結成から7年後の1969年、やや人気も息切れしてきたところでレギュラーのTV番組、ラジオ番組から降板という事件が起きる。

バンドの世界は競争が激しい。1962年に”Trucu-tu”をリリース後、チャマコ・ラミレスとパキート・グスマンのフロント歌手を擁して人気を上げてきたトミー・オリベンシアがヒット・アルバム『Fire-Fire』をリリースしたのも69年。また、NYのファニア勢が伸びてきたのもこの頃だ。その渦中でバンドに試練が襲った。


まずロベルト・ロエナ(bongo)とエリアス・ロペス(tp)の脱退だ。ロエナは自己のグループ、アポロ・サウンドを結成しロペスも加わる。

ロエナら以外にも3人が脱退するそんな混乱の中、新メンバーで録音された『Smile』やヘマ・レーベル最後の『Este Si Que Es』はアンディーの歌が曲を引っ張り、コルティーホ的な弾んだリズムから次の時代につながる哀感のある音に変化して来た。

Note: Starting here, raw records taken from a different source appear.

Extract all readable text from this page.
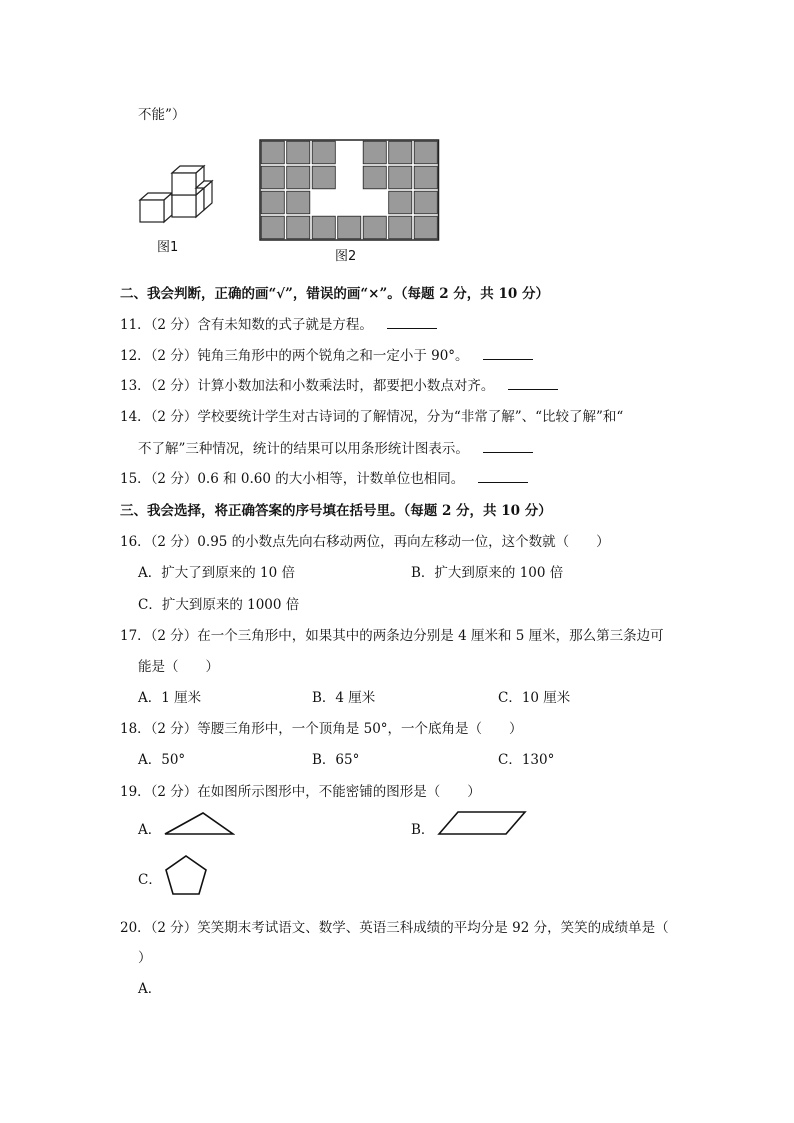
不能”）
图1
图2
二、我会判断，正确的画“√”，错误的画“×”。（每题 2 分，共 10 分）
11．（2 分）含有未知数的式子就是方程。
12．（2 分）钝角三角形中的两个锐角之和一定小于 90°。
13．（2 分）计算小数加法和小数乘法时，都要把小数点对齐。
14．（2 分）学校要统计学生对古诗词的了解情况，分为“非常了解”、“比较了解”和“
不了解”三种情况，统计的结果可以用条形统计图表示。
15．（2 分）0.6 和 0.60 的大小相等，计数单位也相同。
三、我会选择，将正确答案的序号填在括号里。（每题 2 分，共 10 分）
16．（2 分）0.95 的小数点先向右移动两位，再向左移动一位，这个数就（　　）
A．扩大了到原来的 10 倍	B．扩大到原来的 100 倍
C．扩大到原来的 1000 倍
17．（2 分）在一个三角形中，如果其中的两条边分别是 4 厘米和 5 厘米，那么第三条边可
能是（　　）
A．1 厘米	B．4 厘米	C．10 厘米
18．（2 分）等腰三角形中，一个顶角是 50°，一个底角是（　　）
A．50°	B．65°	C．130°
19．（2 分）在如图所示图形中，不能密铺的图形是（　　）
A．	B．
C．
20．（2 分）笑笑期末考试语文、数学、英语三科成绩的平均分是 92 分，笑笑的成绩单是（
）
A．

その年の最優秀グループ賞も受賞した一方でバンドは揺れ続ける。

Andy Pellin.jpg

マイク・ラモス、アンディ・モンタニェス、ペジン・ロドリゲスのフロントとなる70年代は再びメンバー2人の脱退から始まった。心機一転の為、Gemaレーベルから他レーベルとの契約を計ったが交渉は合意に達せず、一方で現契約も打ち切りとなる。バンド存続は可能なのか!?そんな危機の中、アンディー・モンタニェスは自宅を抵当に入れ録音の為の$7,000を借り、メンバー自身でEGCレーベルを設立する。背水の陣でのスタートを切ったのだ」。

■自己レーベルEGCでの70年代と新たな試練

70年に入り新メンバーでベネズエラの2の大きな賞を受賞。その賞状をジャケットにEGCレーベルで最初のアルバム『Estamos primeros』(俺たちが一番)がリリースされた。
estamos_primeros.jpg

この時代はリズムの魅力から、アンディーの歌を軸にしたサウンドに変化した事が特徴。また’71年に初めてトロンボーンが加入。アルバム『De punta a punta』からそのトロンボーンを生かした今のサウンドが始まった。この盤からのヒット曲「Achilipu」はコンサートの定番曲。前回の来日公演でも演奏されたので今回も要チェック。
de punta.jpg

この時代はグラン・コンボの音楽面以外のバンドの特徴、「共同運営」のスタイルが出来上がった時期でもある。各人が経理、練習、衣装、巡業、スケジュール管理、楽曲管理・・などを分担するシステムだ。彼らの一体感はこんなところからも来ている。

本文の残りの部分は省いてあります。